En tal sentido, no resulta casual la decisión tomada el 05 de octubre por Bolsonaro de bloquear más de 1 billón de reales, de los fondos a las universidades públicas, sumado a los 1.34 billones que ya habían sido retenidos entre julio y agosto. Esto no solo atenta contra el funcionamiento de las casas de estudio, sino que además, busca calentar las calles previo a la segunda vuelta, en función de contraponer los actos de protestas contra el enfoque de la candidatura de Lula, que apuesta por la reconciliación de Brasil.
La generación del conflicto como estrategia electoral, busca cohesionar a los sectores indecisos en favor de su candidatura, con una reformulada propuesta de orden y defensa de los valores conservadores, frente a una izquierda que “atenta contra las familias brasileñas”. Está línea de acción se viene desdibujando al tratar de asociarse a Lula con lo anti, anti-religión, anti-progreso, anti-libertad.

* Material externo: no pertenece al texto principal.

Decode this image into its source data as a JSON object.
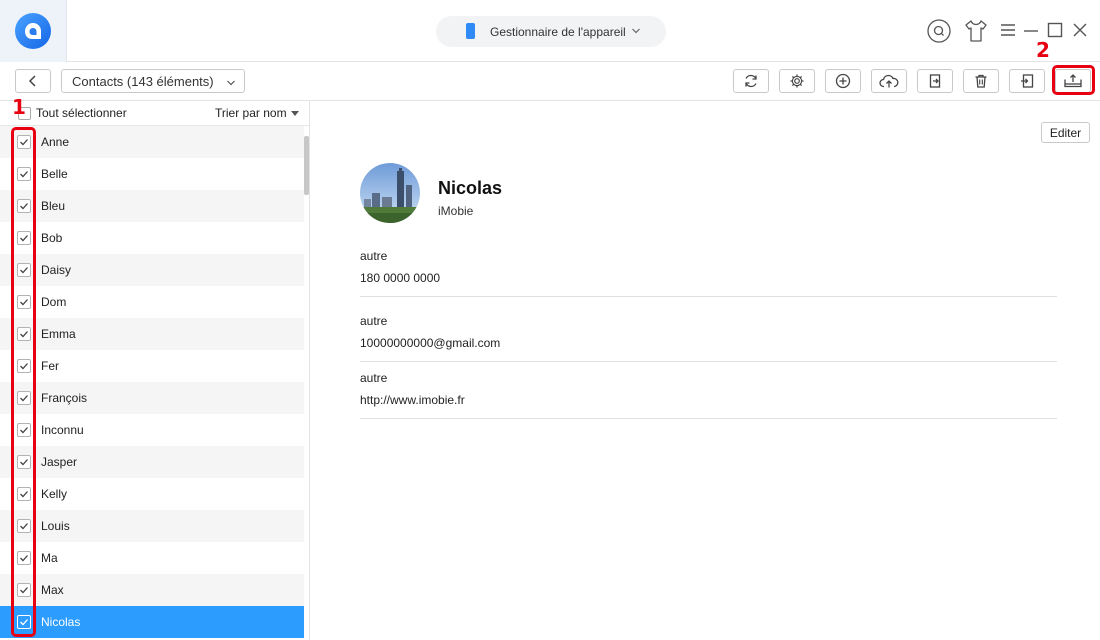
{
  "titlebar": {
    "device_label": "Gestionnaire de l'appareil"
  },
  "toolbar": {
    "contacts_label": "Contacts (143 éléments)",
    "icons": [
      "refresh-icon",
      "settings-icon",
      "add-icon",
      "upload-cloud-icon",
      "export-to-computer-icon",
      "delete-icon",
      "import-icon",
      "export-to-device-icon"
    ]
  },
  "annotations": {
    "step1": "1",
    "step2": "2",
    "highlight_color": "#e60012"
  },
  "list": {
    "select_all_label": "Tout sélectionner",
    "sort_label": "Trier par nom",
    "contacts": [
      "Anne",
      "Belle",
      "Bleu",
      "Bob",
      "Daisy",
      "Dom",
      "Emma",
      "Fer",
      "François",
      "Inconnu",
      "Jasper",
      "Kelly",
      "Louis",
      "Ma",
      "Max",
      "Nicolas"
    ],
    "selected_index": 15,
    "selection_color": "#2c9cff"
  },
  "detail": {
    "edit_label": "Editer",
    "name": "Nicolas",
    "organization": "iMobie",
    "fields": [
      {
        "label": "autre",
        "value": "180 0000 0000"
      },
      {
        "label": "autre",
        "value": "10000000000@gmail.com"
      },
      {
        "label": "autre",
        "value": "http://www.imobie.fr"
      }
    ]
  },
  "colors": {
    "accent": "#2f8af5"
  }
}
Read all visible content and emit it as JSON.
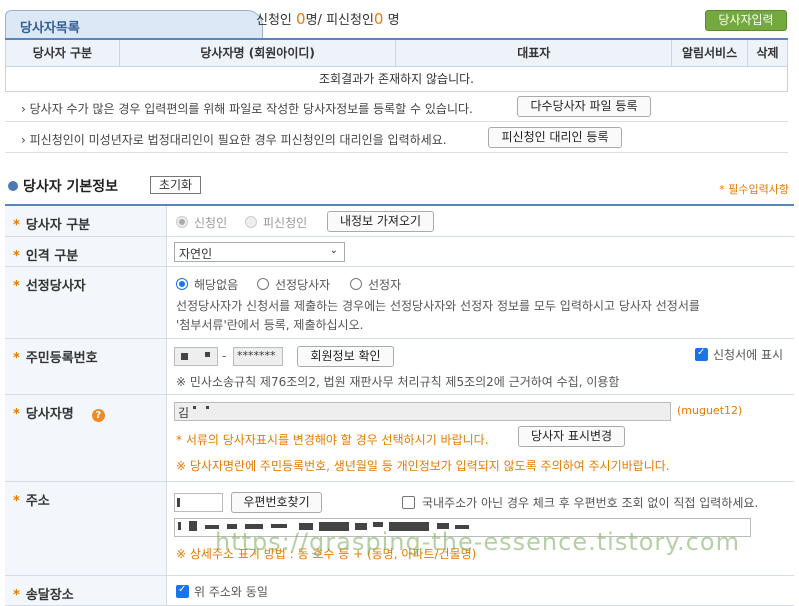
{
  "header": {
    "tab_title": "당사자목록",
    "applicant_label": "신청인",
    "applicant_count": "0",
    "unit1": "명/",
    "non_applicant_label": "피신청인",
    "non_applicant_count": "0",
    "unit2": "명",
    "add_button": "당사자입력"
  },
  "list_table": {
    "columns": [
      "당사자 구분",
      "당사자명 (회원아이디)",
      "대표자",
      "알림서비스",
      "삭제"
    ],
    "empty_message": "조회결과가 존재하지 않습니다."
  },
  "notices": [
    {
      "text": "당사자 수가 많은 경우 입력편의를 위해 파일로 작성한 당사자정보를 등록할 수 있습니다.",
      "button": "다수당사자 파일 등록"
    },
    {
      "text": "피신청인이 미성년자로 법정대리인이 필요한 경우 피신청인의 대리인을 입력하세요.",
      "button": "피신청인 대리인 등록"
    }
  ],
  "section": {
    "title": "당사자 기본정보",
    "reset_button": "초기화",
    "required_note": "* 필수입력사항"
  },
  "form": {
    "party_type": {
      "label": "당사자 구분",
      "option1": "신청인",
      "option2": "피신청인",
      "selected": "신청인",
      "fetch_button": "내정보 가져오기"
    },
    "person_type": {
      "label": "인격 구분",
      "value": "자연인"
    },
    "designated": {
      "label": "선정당사자",
      "option1": "해당없음",
      "option2": "선정당사자",
      "option3": "선정자",
      "selected": "해당없음",
      "desc1": "선정당사자가 신청서를 제출하는 경우에는 선정당사자와 선정자 정보를 모두 입력하시고 당사자 선정서를",
      "desc2": "'첨부서류'란에서 등록, 제출하십시오."
    },
    "resident_no": {
      "label": "주민등록번호",
      "dash": "-",
      "second_value": "*******",
      "verify_button": "회원정보 확인",
      "show_checkbox": "신청서에 표시",
      "show_checked": true,
      "note": "※ 민사소송규칙 제76조의2, 법원 재판사무 처리규칙 제5조의2에 근거하여 수집, 이용함"
    },
    "party_name": {
      "label": "당사자명",
      "value": "김",
      "member_id": "(muguet12)",
      "change_note": "* 서류의 당사자표시를 변경해야 할 경우 선택하시기 바랍니다.",
      "change_button": "당사자 표시변경",
      "warn_note": "※ 당사자명란에 주민등록번호, 생년월일 등 개인정보가 입력되지 않도록 주의하여 주시기바랍니다."
    },
    "address": {
      "label": "주소",
      "zip_button": "우편번호찾기",
      "foreign_checkbox": "국내주소가 아닌 경우 체크 후 우편번호 조회 없이 직접 입력하세요.",
      "foreign_checked": false,
      "note": "※ 상세주소 표기 방법 : 동 호수 등 + (동명, 아파트/건물명)"
    },
    "delivery": {
      "label": "송달장소",
      "same_checkbox": "위 주소와 동일",
      "same_checked": true
    }
  },
  "watermark": "https://grasping-the-essence.tistory.com",
  "colors": {
    "accent": "#5a86c0",
    "orange": "#e57b00",
    "green": "#73a93f"
  }
}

La defensa de la democracia va a encontrar su última batalla en las urnas este 30 de octubre, pues la ruptura antagónica de la sociedad ha llevado a una desviación totalitaria del país. La convivencia política debe estar enmarcada en un nuevo pluralismo, que permita la existencia y la tolerancia de las diferencias. Este sería uno de los grandes retos para Lula, quien en caso de ganar ya se enfrenta a un parlamento completamente fraccionado.